An inode is the unit of the append-only log for the DFS. Inode numbers are ever-increasing. If inode IDs are 64-bit integers, we have enough writes to last us till doomsday (one inode sync() per millisecond == 584.5 million years)
A file is merely the 'head' version of its inode, hence the revision being the atomic unit. An inode for one file may invalidate previous inodes without requiring they be fully deleted immediately. This allows for locks and simpler concurrency (In the case of multiple writers: I may open a file at inode revision 104, it may be replaced by 105, but I can keep serving 104 to my client until it updates).
In terms of how syncs get resolved, last write wins, as per fairly usual UNIX semantics. (run echo "foo" > foo
simultaneously and see what happens).
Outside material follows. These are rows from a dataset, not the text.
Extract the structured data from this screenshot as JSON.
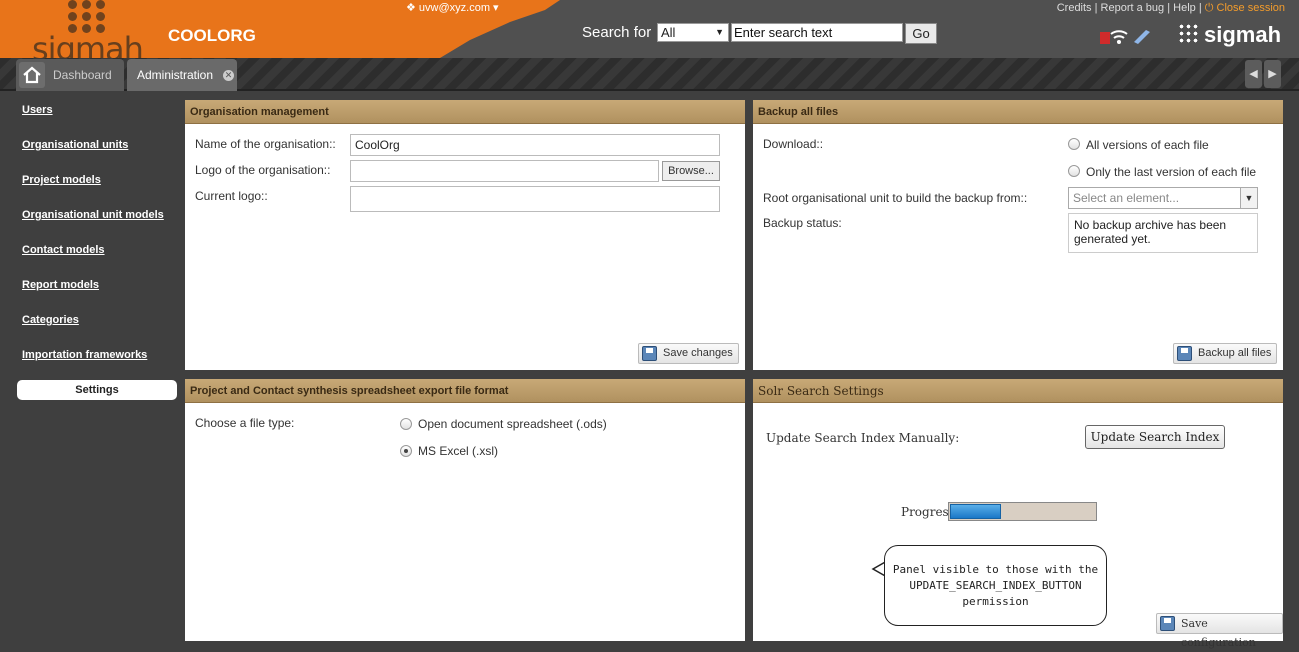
{
  "header": {
    "org_name": "COOLORG",
    "user_menu": "uvw@xyz.com ▾",
    "search_label": "Search for",
    "search_scope": "All",
    "search_placeholder": "Enter search text",
    "go_label": "Go",
    "links": [
      "Credits",
      "Report a bug",
      "Help"
    ],
    "close_session": "Close session",
    "brand_left": "sigmah",
    "brand_right": "sigmah",
    "accent_color": "#e8741a"
  },
  "tabs": {
    "dashboard": "Dashboard",
    "administration": "Administration"
  },
  "sidebar": {
    "items": [
      "Users",
      "Organisational units",
      "Project models",
      "Organisational unit models",
      "Contact models",
      "Report models",
      "Categories",
      "Importation frameworks"
    ],
    "selected": "Settings"
  },
  "org_panel": {
    "title": "Organisation management",
    "name_label": "Name of the organisation::",
    "name_value": "CoolOrg",
    "logo_label": "Logo of the organisation::",
    "browse_label": "Browse...",
    "current_logo_label": "Current logo::",
    "save_label": "Save changes"
  },
  "backup_panel": {
    "title": "Backup all files",
    "download_label": "Download::",
    "option_all": "All versions of each file",
    "option_last": "Only the last version of each file",
    "root_label": "Root organisational unit to build the backup from::",
    "root_placeholder": "Select an element...",
    "status_label": "Backup status:",
    "status_text": "No backup archive has been generated yet.",
    "backup_button": "Backup all files"
  },
  "export_panel": {
    "title": "Project and Contact synthesis spreadsheet export file format",
    "file_type_label": "Choose a file type:",
    "option_ods": "Open document spreadsheet (.ods)",
    "option_xsl": "MS Excel (.xsl)",
    "selected": "xsl"
  },
  "solr_panel": {
    "title": "Solr Search Settings",
    "update_label": "Update Search Index Manually:",
    "update_button": "Update Search Index",
    "progress_label": "Progress:",
    "progress_fraction": 0.35,
    "note_line1": "Panel visible to those with the",
    "note_line2": "UPDATE_SEARCH_INDEX_BUTTON",
    "note_line3": "permission",
    "save_label": "Save configuration"
  }
}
More intricate interactions (open a file for append-only, flock()
, et al) are possible with this model but not on the immediate roadmap.
An inode consists of the following data:
- Replaced inode number
- File Blockset
Further abstractions can be built around this, say a POSIX file:
- INode
- Filenames that refer to it (hard links)
- Metadata
- Owner, Group
- Permissions
- Extended Attrs
Inodes are, themselves, serialized and stored as blocks in the volume. A special bit is set to identify them as inodes, and to separate their ID space from the blocks of data they represent. To wit:
- Type(data) Volume 1, Inode Index 2, Index 1 (first block of data written at index 2)
- Type(inode) Volume 1, Inode Index 2, Index 1 (first block of inode serialization written at index 2)
At this point, the actual data blocks form a traditional sharded KV store. We reconstruct the file by asking for the appropriate keys of the appropriate block ranges (blocks are a fixed size). Replication is handled through successive members in our hash function (which we have opportunity to define).
An inode can be committed on explicit fsync() -- note they have no notion of what number they represent. Therefore, multiple writes can happen to a local version of the inode (a "staging" inode) before committing it to the greater cluster.
The ID list need not be contiguous. Deleted blocks may exist in the logical keyspace, but be unreferred to in the latest version of the inode. The simplest GC looks at the current inode and older (but not newer) and deletes blocks that aren't referenced.